Lo que queda del día

Criticar y comprender, o viceversa

Hay tácticas que funcionaron en el pasado, gobiernos que cedieron en exceso. Repetirlo sólo servirá para postergar el cumplimiento de una condena inevitable

Esta semana me visitó un compañero asiduo a los medios. Lleva tiempo muy molesto con la gestión del gobierno local. No sólo eso; molesto también con el comportamiento de los medios locales a la hora de (no) criticar al gobierno, de lo cual deduzco que o no lee o confunde hacer crítica con estar cabreado. Estoy seguro de que no lo dice con maldad, e incluso respeto su opinión y asiento ante algunas de sus teorías.

Por si acaso, debería tener presente lo que escribió Hannah Arendt: “La ideología ciega a la inteligencia”, y en demasiadas ocasiones -es inevitable- nos dejamos llevar por la ideología a la hora de alcanzar conclusiones; peor aún, a veces, ni siquiera es cuestión de ideología.

Es cierto, lo siento, no pretendía molestar a nadie, y mucho menos a quien orgullosa y/o clarividentemente defiende una ideología. Es un ejemplo extremo, lo sé. Arendt, cuando hablaba de ideología, aludía a los totalitarismos, a las dictaduras, pero también a la estrechez de pensamiento. Hagamos crítica, y al gobierno, por supuesto, pero tampoco creo que sea necesario llegar a hacerlo como hooligans o como si nos acomodásemos en la barra de un bar -en este caso también habría que tener presente lo que dejó dicho Umberto Eco al respecto-.

Escribió hace poco Enric González que “creemos que el periodismo es crítica, cuando debería ser comprensión”. La comprensión, obviamente, es la que nos lleva a la crítica, y, por eso mismo, alcanzar ese estadio es tan importante. La cuestión es que no es así. Pasamos de los hechos a la crítica sin solución de continuidad por el mero hecho de atenernos a las etiquetas o trascender la anécdota, como está ocurriendo con el enfrentamiento entre el equipo de Gobierno y, fundamentalmente, dos secciones sindicales del Ayuntamiento -tampoco conviene olvidar que son las que ostentan la representación mayoritaria-.

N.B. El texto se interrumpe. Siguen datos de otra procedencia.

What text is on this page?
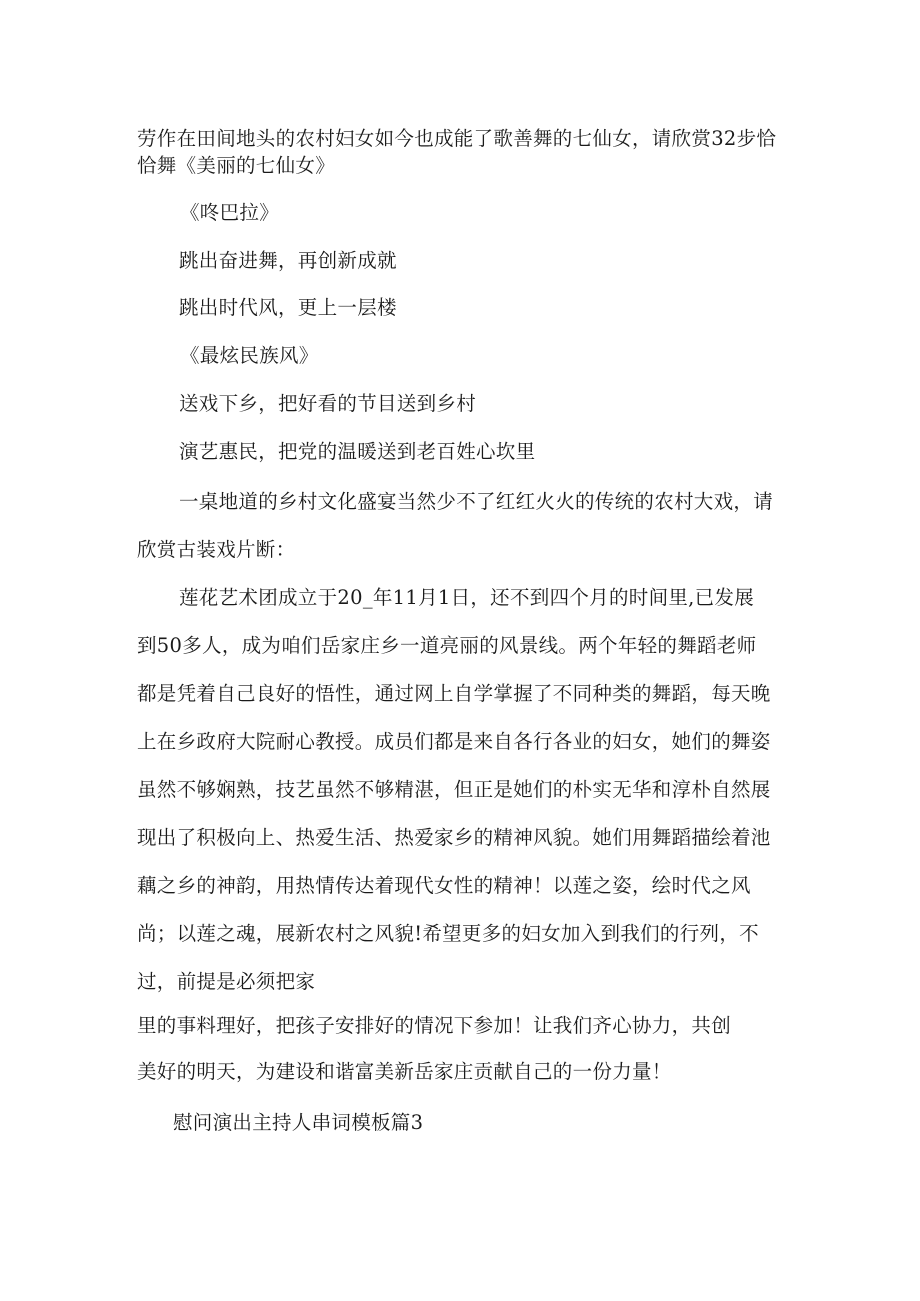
劳作在田间地头的农村妇女如今也成能了歌善舞的七仙女，请欣赏32步恰
恰舞《美丽的七仙女》
《咚巴拉》
跳出奋进舞，再创新成就
跳出时代风，更上一层楼
《最炫民族风》
送戏下乡，把好看的节目送到乡村
演艺惠民，把党的温暖送到老百姓心坎里
一桌地道的乡村文化盛宴当然少不了红红火火的传统的农村大戏，请
欣赏古装戏片断：
莲花艺术团成立于20_年11月1日，还不到四个月的时间里,已发展
到50多人，成为咱们岳家庄乡一道亮丽的风景线。两个年轻的舞蹈老师
都是凭着自己良好的悟性，通过网上自学掌握了不同种类的舞蹈，每天晚
上在乡政府大院耐心教授。成员们都是来自各行各业的妇女，她们的舞姿
虽然不够娴熟，技艺虽然不够精湛，但正是她们的朴实无华和淳朴自然展
现出了积极向上、热爱生活、热爱家乡的精神风貌。她们用舞蹈描绘着池
藕之乡的神韵，用热情传达着现代女性的精神！以莲之姿，绘时代之风
尚；以莲之魂，展新农村之风貌!希望更多的妇女加入到我们的行列，不
过，前提是必须把家
里的事料理好，把孩子安排好的情况下参加！让我们齐心协力，共创
美好的明天，为建设和谐富美新岳家庄贡献自己的一份力量！
慰问演出主持人串词模板篇3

En este sentido, se equivoca el ejecutivo en su estrategia victimista frente a la acción sindicalista desde el momento en que ha optado por magnificar una cuestión inevitable en todo proceso negociador  -a excepción hecha de la lamentable pintada en el colegio- . No voy a justificar los insultos, las amenazas, las pintadas, ni las consecuencias personales que todas ellas juntas han acarreado en quienes son sus principales destinatarios, pero resulta ingenuo recurrir a ese argumento cuando en el pasado nadie ha salido a defender a quienes han padecido idéntica y bochornosa presión, como tampoco ocurre ahora a la inversa  -aquí parece que hemos olvidado muy pronto que a Aurelio Romero le llegaron a hacer un escrache en su despacho de la calle Porvera, y tampoco hace tanto tiempo de eso-.

Del mismo modo, se equivocan también los sindicatos, y en lo primordial: en la negociación; o mejor dicho, en la falta de negociación. ¿Cómo vamos a comprender sus reivindicaciones si ni siquiera llegaron a sentarse un solo día cuando fueron convocados a la mesa de negociación, con excusas tan peregrinas y oportunistas como las de la grabación de la reunión? ¿De verdad creen que van a lograr el respaldo social de la ciudadanía con pitadas, panfletos y petardos como principal argumento? ¿De verdad creen que van a lograrlo con el gobierno? Como tantas otras veces no se trata de diferenciar entre buenos y malos, sino de abordar posibles soluciones a ambos lados de la mesa, y de abordarlas ya.

Critiquemos, pero comprendamos antes. Sabemos dónde se encuentra el origen de todo el problema, sabemos quién condiciona e interviene el presente, y que no queremos un futuro basado en las imposiciones, pero tampoco en las amenazas, y el único camino disponible es el que, especialmente una de las partes, sigue cercenando y minando, el del diálogo.

Sabemos que hay tácticas que funcionaron en el pasado, y también que hubo gobiernos que cedieron en exceso. Repetir la fórmula sólo servirá para postergar el cumplimiento de una condena inevitable, cada vez más duradera, lastrosa y, definitivamente, perjudicial para todos. Ni las denuncias ni las pintadas parece evidente que vayan a evitar que eso suceda más pronto que tarde.